"A truly riveting tale of deception, murder and psychological suspense. Part psychological thriller, part noir, Diamond has accomplished the incredibly difficult task of deriving true suspense from the battle for supremacy going on within [the narrator's] own mind. The Bottom Line: One of the year’s best thrillers." - BestThrillers.com
"This is no light whodunit, but a complex psychological piece that pits the efforts of Detective Lou Eisenfall to solve not just a crime, but the roots of a relationship that descends into madness... Diamond cultivates an engrossingly dark vision of a protagonist whose alter ego takes over in many different ways. The build-up of psychological suspense and the evolution of evil is truly compelling. To Hell with Johnny Manic is very highly recommended for crime readers who like their stories introspective, brooding, and psychologically astute." - D. Donovan, Senior Reviewer, Midwest Book Review
"For lovers of crime fiction, there can be no more seductive catnip than a caper about a compromised antihero desperate to change his life for the better, the unhappily married femme fatale who is going to make that exceedingly difficult, a detective who is suspicious of both of them, and a rising body count... Diamond nails an evocative, nihilistic, hard-boiled style that fans of Jim Thompson and the like will admire... A feverishly readable psychological noir." - Kirkus Reviews
"Filled with high octane suspense, chemistry, action, intrigue, and deception, we find ourselves focused on the dangerous and powerful pairing of John Manis (the Johnny Manic of the novel’s title) and the beautiful Marilyn Dupree. Intuitive detective Lou Eisenfall has a bad feeling about these two volatile spirits coming together, particularly since Johnny’s wild lifestyle implies there’s a lot of darkness going on under the surface. What results is a powerful and engaging mystery that changes gear at every turn, charging towards a dangerous and disastrous conclusion for everyone involved... a gripping read that will keep you in your seat from cover to cover." - Readers' Favorite (5 stars)
"A tough, twisted tale of distorted dreams and evil plans going wrong in every direction. Anti-hero Gantry is likeable enough, trying in his blundering way to do the right thing while falling deeper into a hole of his own digging. The cinematic plot is thoroughly engrossing, with tortuous turns and all the wrong characters showing up at all the wrong times. Manic’s work assignments with a varied cast of colorful customers provide a few breaks in the unnerving, rapidly escalating scenario of deception piled on deception. The cleverly conceived aspect of dual personality - Manis slowly gaining sway over Manic - adds a fascinating layer. Diamond manages all these threads deftly, with subtle humor and a wealth of forensic and personal detail." - Feathered Quill Book Reviews
A fugitive embezzler in need of a fresh start gambles on assuming the identity of a presumed off-the-grid video game maven.

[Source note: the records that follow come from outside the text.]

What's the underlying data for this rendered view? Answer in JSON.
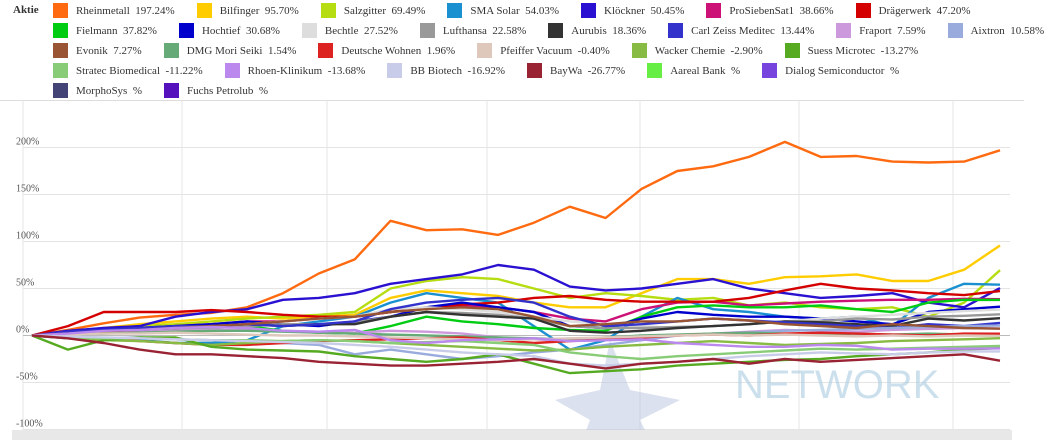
{
  "legend_title": "Aktie",
  "watermark": "NETWORK",
  "chart_data": {
    "type": "line",
    "title": "",
    "xlabel": "",
    "ylabel": "",
    "ylim": [
      -100,
      240
    ],
    "yticks": [
      "-100%",
      "-50%",
      "0%",
      "50%",
      "100%",
      "150%",
      "200%"
    ],
    "ytick_values": [
      -100,
      -50,
      0,
      50,
      100,
      150,
      200
    ],
    "grid": true,
    "legend": "top",
    "series": [
      {
        "name": "Rheinmetall",
        "change": "197.24%",
        "color": "#ff6a10",
        "values": [
          0,
          6,
          13,
          19,
          22,
          24,
          30,
          45,
          66,
          81,
          122,
          112,
          113,
          107,
          120,
          137,
          125,
          156,
          175,
          180,
          190,
          206,
          190,
          191,
          185,
          184,
          185,
          197
        ]
      },
      {
        "name": "Bilfinger",
        "change": "95.70%",
        "color": "#ffcc00",
        "values": [
          0,
          3,
          8,
          12,
          15,
          18,
          20,
          18,
          20,
          22,
          40,
          48,
          45,
          42,
          35,
          30,
          30,
          45,
          60,
          60,
          55,
          62,
          63,
          65,
          58,
          58,
          70,
          95.7
        ]
      },
      {
        "name": "Salzgitter",
        "change": "69.49%",
        "color": "#b5dd11",
        "values": [
          0,
          3,
          6,
          10,
          12,
          15,
          18,
          20,
          22,
          25,
          50,
          58,
          62,
          60,
          50,
          40,
          45,
          42,
          38,
          40,
          32,
          35,
          30,
          28,
          30,
          20,
          35,
          69.5
        ]
      },
      {
        "name": "SMA Solar",
        "change": "54.03%",
        "color": "#1a90d0",
        "values": [
          0,
          -3,
          -5,
          -5,
          -8,
          -8,
          -5,
          10,
          15,
          20,
          35,
          45,
          40,
          35,
          10,
          -15,
          -5,
          20,
          40,
          28,
          25,
          20,
          18,
          20,
          10,
          40,
          55,
          54
        ]
      },
      {
        "name": "Klöckner",
        "change": "50.45%",
        "color": "#2a10d0",
        "values": [
          0,
          5,
          8,
          10,
          20,
          25,
          28,
          38,
          40,
          45,
          55,
          60,
          65,
          75,
          70,
          52,
          48,
          50,
          55,
          60,
          50,
          45,
          40,
          42,
          45,
          35,
          30,
          50.45
        ]
      },
      {
        "name": "ProSiebenSat1",
        "change": "38.66%",
        "color": "#cc1177",
        "values": [
          0,
          2,
          5,
          8,
          10,
          12,
          15,
          15,
          18,
          20,
          25,
          30,
          32,
          30,
          25,
          18,
          15,
          28,
          35,
          36,
          32,
          34,
          36,
          37,
          38,
          38,
          39,
          38.66
        ]
      },
      {
        "name": "Drägerwerk",
        "change": "47.20%",
        "color": "#d40000",
        "values": [
          0,
          10,
          25,
          25,
          25,
          27,
          25,
          22,
          20,
          20,
          25,
          30,
          33,
          35,
          40,
          42,
          38,
          36,
          36,
          36,
          40,
          48,
          55,
          50,
          48,
          45,
          43,
          47.2
        ]
      },
      {
        "name": "Fielmann",
        "change": "37.82%",
        "color": "#00cc11",
        "values": [
          0,
          2,
          3,
          5,
          7,
          8,
          10,
          5,
          3,
          2,
          10,
          20,
          15,
          12,
          8,
          6,
          5,
          20,
          30,
          32,
          30,
          30,
          32,
          28,
          25,
          35,
          38,
          37.82
        ]
      },
      {
        "name": "Hochtief",
        "change": "30.68%",
        "color": "#0000cc",
        "values": [
          0,
          3,
          5,
          8,
          10,
          12,
          15,
          12,
          10,
          15,
          20,
          30,
          35,
          30,
          25,
          10,
          8,
          18,
          25,
          22,
          20,
          20,
          18,
          15,
          12,
          25,
          28,
          30.68
        ]
      },
      {
        "name": "Bechtle",
        "change": "27.52%",
        "color": "#dddddd",
        "values": [
          0,
          2,
          4,
          6,
          8,
          10,
          12,
          15,
          18,
          20,
          28,
          30,
          28,
          25,
          20,
          15,
          12,
          10,
          8,
          10,
          12,
          15,
          18,
          20,
          22,
          24,
          26,
          27.52
        ]
      },
      {
        "name": "Lufthansa",
        "change": "22.58%",
        "color": "#999999",
        "values": [
          0,
          1,
          3,
          5,
          6,
          8,
          10,
          12,
          12,
          14,
          20,
          25,
          24,
          22,
          18,
          10,
          8,
          8,
          9,
          10,
          12,
          15,
          15,
          18,
          17,
          20,
          21,
          22.58
        ]
      },
      {
        "name": "Aurubis",
        "change": "18.36%",
        "color": "#333333",
        "values": [
          0,
          2,
          4,
          6,
          8,
          10,
          12,
          10,
          12,
          12,
          20,
          25,
          22,
          20,
          18,
          5,
          3,
          5,
          8,
          10,
          12,
          15,
          14,
          12,
          10,
          18,
          16,
          18.36
        ]
      },
      {
        "name": "Carl Zeiss Meditec",
        "change": "13.44%",
        "color": "#3333cc",
        "values": [
          0,
          4,
          6,
          8,
          10,
          10,
          12,
          10,
          12,
          15,
          28,
          35,
          38,
          40,
          35,
          20,
          10,
          12,
          15,
          18,
          16,
          14,
          12,
          10,
          8,
          12,
          10,
          13.44
        ]
      },
      {
        "name": "Fraport",
        "change": "7.59%",
        "color": "#cc99dd",
        "values": [
          0,
          1,
          2,
          4,
          5,
          6,
          6,
          5,
          4,
          3,
          5,
          4,
          2,
          -2,
          -4,
          -6,
          -5,
          -3,
          0,
          2,
          4,
          6,
          5,
          4,
          6,
          7,
          8,
          7.59
        ]
      },
      {
        "name": "Aixtron",
        "change": "10.58%",
        "color": "#99aadd",
        "values": [
          0,
          -2,
          -3,
          -2,
          -4,
          -5,
          -6,
          -8,
          -10,
          -20,
          -15,
          -20,
          -25,
          -22,
          -18,
          -15,
          -10,
          -5,
          0,
          2,
          3,
          5,
          6,
          7,
          8,
          9,
          10,
          10.58
        ]
      },
      {
        "name": "Evonik",
        "change": "7.27%",
        "color": "#995533",
        "values": [
          0,
          2,
          4,
          6,
          8,
          10,
          12,
          15,
          18,
          20,
          25,
          28,
          30,
          28,
          20,
          10,
          12,
          15,
          15,
          18,
          16,
          12,
          10,
          8,
          12,
          10,
          8,
          7.27
        ]
      },
      {
        "name": "DMG Mori Seiki",
        "change": "1.54%",
        "color": "#66aa77",
        "values": [
          0,
          1,
          2,
          3,
          4,
          5,
          5,
          4,
          3,
          2,
          1,
          0,
          -1,
          -2,
          -3,
          -4,
          -2,
          0,
          1,
          2,
          3,
          2,
          1,
          2,
          1,
          2,
          1,
          1.54
        ]
      },
      {
        "name": "Deutsche Wohnen",
        "change": "1.96%",
        "color": "#dd2222",
        "values": [
          0,
          -2,
          -4,
          -6,
          -8,
          -10,
          -10,
          -8,
          -6,
          -5,
          -4,
          -3,
          -2,
          -5,
          -8,
          -6,
          -4,
          -2,
          0,
          1,
          0,
          2,
          3,
          2,
          1,
          0,
          2,
          1.96
        ]
      },
      {
        "name": "Pfeiffer Vacuum",
        "change": "-0.40%",
        "color": "#ddc8bb",
        "values": [
          0,
          1,
          2,
          2,
          3,
          2,
          1,
          0,
          0,
          -1,
          -2,
          -3,
          -4,
          -5,
          -4,
          -3,
          -2,
          -1,
          0,
          1,
          0,
          1,
          0,
          -1,
          0,
          -1,
          0,
          -0.4
        ]
      },
      {
        "name": "Wacker Chemie",
        "change": "-2.90%",
        "color": "#88bb44",
        "values": [
          0,
          -3,
          -5,
          -6,
          -8,
          -10,
          -8,
          -6,
          -5,
          -6,
          -8,
          -10,
          -12,
          -14,
          -16,
          -15,
          -12,
          -10,
          -8,
          -6,
          -8,
          -10,
          -9,
          -8,
          -6,
          -5,
          -4,
          -2.9
        ]
      },
      {
        "name": "Suess Microtec",
        "change": "-13.27%",
        "color": "#55aa22",
        "values": [
          0,
          -15,
          -5,
          -2,
          -2,
          -12,
          -15,
          -16,
          -17,
          -22,
          -25,
          -28,
          -25,
          -20,
          -30,
          -40,
          -38,
          -36,
          -32,
          -30,
          -28,
          -26,
          -25,
          -22,
          -20,
          -18,
          -15,
          -13.27
        ]
      },
      {
        "name": "Stratec Biomedical",
        "change": "-11.22%",
        "color": "#88cc77",
        "values": [
          0,
          -2,
          -3,
          -3,
          -4,
          -5,
          -5,
          -6,
          -5,
          -6,
          -8,
          -7,
          -6,
          -8,
          -10,
          -18,
          -22,
          -25,
          -22,
          -20,
          -18,
          -16,
          -14,
          -15,
          -14,
          -13,
          -12,
          -11.22
        ]
      },
      {
        "name": "Rhoen-Klinikum",
        "change": "-13.68%",
        "color": "#bb88ee",
        "values": [
          0,
          2,
          5,
          6,
          8,
          9,
          8,
          5,
          4,
          6,
          -5,
          -8,
          -5,
          -4,
          -3,
          -6,
          -5,
          -4,
          -8,
          -10,
          -12,
          -12,
          -10,
          -11,
          -15,
          -14,
          -14,
          -13.68
        ]
      },
      {
        "name": "BB Biotech",
        "change": "-16.92%",
        "color": "#c8cce8",
        "values": [
          0,
          -1,
          -2,
          -3,
          -4,
          -5,
          -6,
          -7,
          -8,
          -10,
          -12,
          -15,
          -18,
          -20,
          -22,
          -30,
          -32,
          -30,
          -28,
          -25,
          -22,
          -20,
          -18,
          -19,
          -20,
          -18,
          -17,
          -16.92
        ]
      },
      {
        "name": "BayWa",
        "change": "-26.77%",
        "color": "#992233",
        "values": [
          0,
          -3,
          -8,
          -15,
          -20,
          -20,
          -22,
          -24,
          -28,
          -30,
          -32,
          -32,
          -30,
          -28,
          -25,
          -30,
          -35,
          -30,
          -28,
          -25,
          -30,
          -25,
          -28,
          -26,
          -24,
          -22,
          -20,
          -26.77
        ]
      },
      {
        "name": "Aareal Bank",
        "change": "%",
        "color": "#66ee44",
        "values": []
      },
      {
        "name": "Dialog Semiconductor",
        "change": "%",
        "color": "#7744dd",
        "values": []
      },
      {
        "name": "MorphoSys",
        "change": "%",
        "color": "#444477",
        "values": []
      },
      {
        "name": "Fuchs Petrolub",
        "change": "%",
        "color": "#5511bb",
        "values": []
      }
    ]
  }
}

For lovers of crime fiction, there can be no more seductive catnip than a caper about a compromised antihero desperate to change his life for the better, the unhappily married femme fatale who is going to make that exceedingly difficult, a detective who is suspicious of both of them, and a rising body count. The book's title alone evokes distinctive film noirs past like Johnny Allegro, Johnny Eager, and Johnny O'Clock. But this is no warmed-over pastiche. Tom Gantry is the kind of hard-luck case for whom "every place I walk into lately turns out to be the wrong place." But then the thief meets John Manis, a reclusive former software god to whom Gantry bears an uncanny resemblance. One sailboat "accident" later and Gantry gets the opportunity for a second chance with Manis' passport, wealth, and freedom. After a "slow westward drift through the casinos of New Orleans and Las Vegas," Gantry buys a young entrepreneur's business in a Napa Valley town and sets himself up as the Computer Kid, servicing the tech needs of the affluent residents. Two things muck up the works: Manis' unceasing voice in his head ("What are you up to this time? Even I don't get it") and Marilyn Dupree, whose husband treats her cruelly. When Gantry meets the ravishing Dupree, "the fuse" is lit. Their passionate affair does not go unnoticed by Lou Eisenfall, a local cop, especially when the story takes some deadly turns. The novel's central conceit does strain credulity: Certainly the re-emergence of a long-missing person of Manis' stature would go viral and unmask the imposter. But all is forgiven when Diamond (Impala, 2016, etc.) nails an evocative, nihilistic, hard-boiled style that fans of Jim Thompson and the like will admire ("She saw something in me and I saw something in her, and whether or not it was something good, something was better than nothing"). A screen adaptation would be manna for character actors portraying Gantry's intriguing customers (how about Blythe Danner as the Lemonade Lady?).
A feverishly readable psychological noir.